You're seeing everything through the myopic lens of your own suffering and distress. I totally believe that you feel like you're in hell right now, and that a big part of you doesn't feel strong enough to keep moving forward, and dwells on suicide as a sort of emotional role-playing so that you feel like you have an out and can gain some sense of control over your body. I get it, suicidal ideation is a constant fixture in my life, too -- the thing is that I'm 'fortunate' to have a ~20 year history of intermittently severe anxiety and depression that predates the significant tinnitus, so I can't really say that my own suicidal ideation changed much in response to the tinnitus, it just became another idiotic thing to feel bad about in a long list of idiotic ways my body has failed me. You know what, though? I'm still here, and since the tinnitus really kicked me in the head in 2010 I've sort of made a series of reasonable and intelligent decisions about what to do with my life, which has let me set myself up in a quiet, idyllic rural environment where I basically dictate the hours I work and am surrounded by tranquility externally more or less all the time. I have a family that loves me, supports me and depends on me, and that provides a lot of motivation to just suck it up and push through the really hard days. The good days just sort of fly by; the devil of it for me is that every time I hit a patch where things feel very tolerable for a while straight, I start to think I've turned some new corner and gotten over this nonsense, and then it rears it's nasty piercing intrusive head again for whatever reason.
You've basically got to decide if you want to live, or not. If you truly do, then you'll find a way to do it, because people live with all kinds of horrible things. Beethoven was quite tormented by tinnitus and severely progressive hearing loss; not only did he not off himself, he continued to compose and conduct music well past the point that he was able to hear it at all.
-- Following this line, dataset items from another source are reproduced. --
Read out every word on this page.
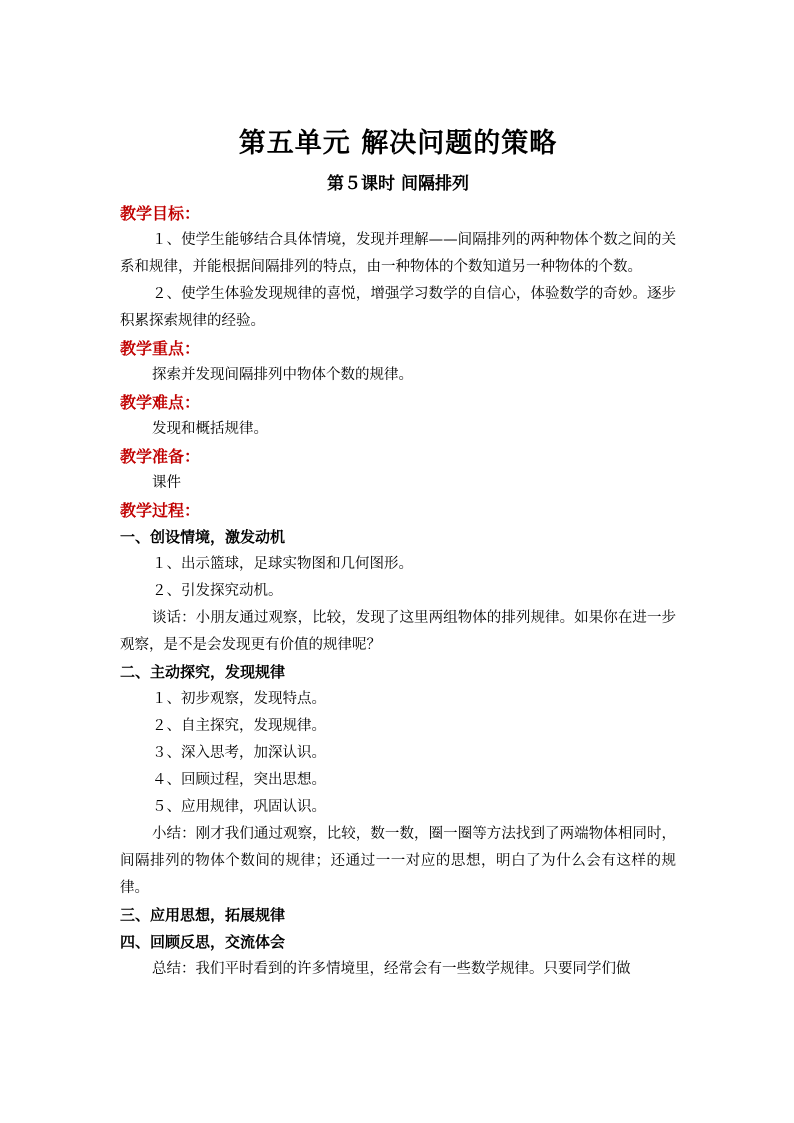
第五单元 解决问题的策略
第５课时 间隔排列

教学目标：

１、使学生能够结合具体情境，发现并理解——间隔排列的两种物体个数之间的关系和规律，并能根据间隔排列的特点，由一种物体的个数知道另一种物体的个数。

２、使学生体验发现规律的喜悦，增强学习数学的自信心，体验数学的奇妙。逐步积累探索规律的经验。

教学重点：

探索并发现间隔排列中物体个数的规律。

教学难点：

发现和概括规律。

教学准备：

课件

教学过程：

一、创设情境，激发动机

１、出示篮球，足球实物图和几何图形。

２、引发探究动机。

谈话：小朋友通过观察，比较，发现了这里两组物体的排列规律。如果你在进一步观察，是不是会发现更有价值的规律呢？

二、主动探究，发现规律

１、初步观察，发现特点。

２、自主探究，发现规律。

３、深入思考，加深认识。

４、回顾过程，突出思想。

５、应用规律，巩固认识。

小结：刚才我们通过观察，比较，数一数，圈一圈等方法找到了两端物体相同时，间隔排列的物体个数间的规律；还通过一一对应的思想，明白了为什么会有这样的规律。

三、应用思想，拓展规律

四、回顾反思，交流体会

总结：我们平时看到的许多情境里，经常会有一些数学规律。只要同学们做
Your constant downplaying of the severity, pain, suffering and basic unfairness of cancer deaths is pretty insulting to those of us who have had to watch loved ones go through that, but I'm not offended, I just feel bad for you.
Constantly quoting the handful of well-documented tinnitus related suicides we have in the press also seems myopic to me, when there is no shortage of stories from people who say "tinnitus sucks but I'm living pretty well in spite of it", or "tinnitus sucks and drives me sort of crazy a lot of the time but it's nothing to lose sleep over".
You probably can't fix your tinnitus, barring some major medical breakthrough. So, what do you want? Constantly spewing toxicity here and basically alienating people who are otherwise prone to empathize with you because of our shared curse seems of dubious value. You're not going to convince anyone that you're "right". Where do you want to go with your life? What brings you joy? Can you envision a world in which you still have tinnitus, but are 5% less distressed by it than you are right now? 10%? 50%?
As to "what do you want", if what you want is to respond to this with vitriol, animus or sarcasm you won't get another reply from me because I have a backlog of programming projects for work and fun that's about two feet thick. This is my best and most honest effort to engage with you; I would like to be your internet friend, but if you're not here to make friends that's also fine, it's a free country* and we've got an ignore function for a reason.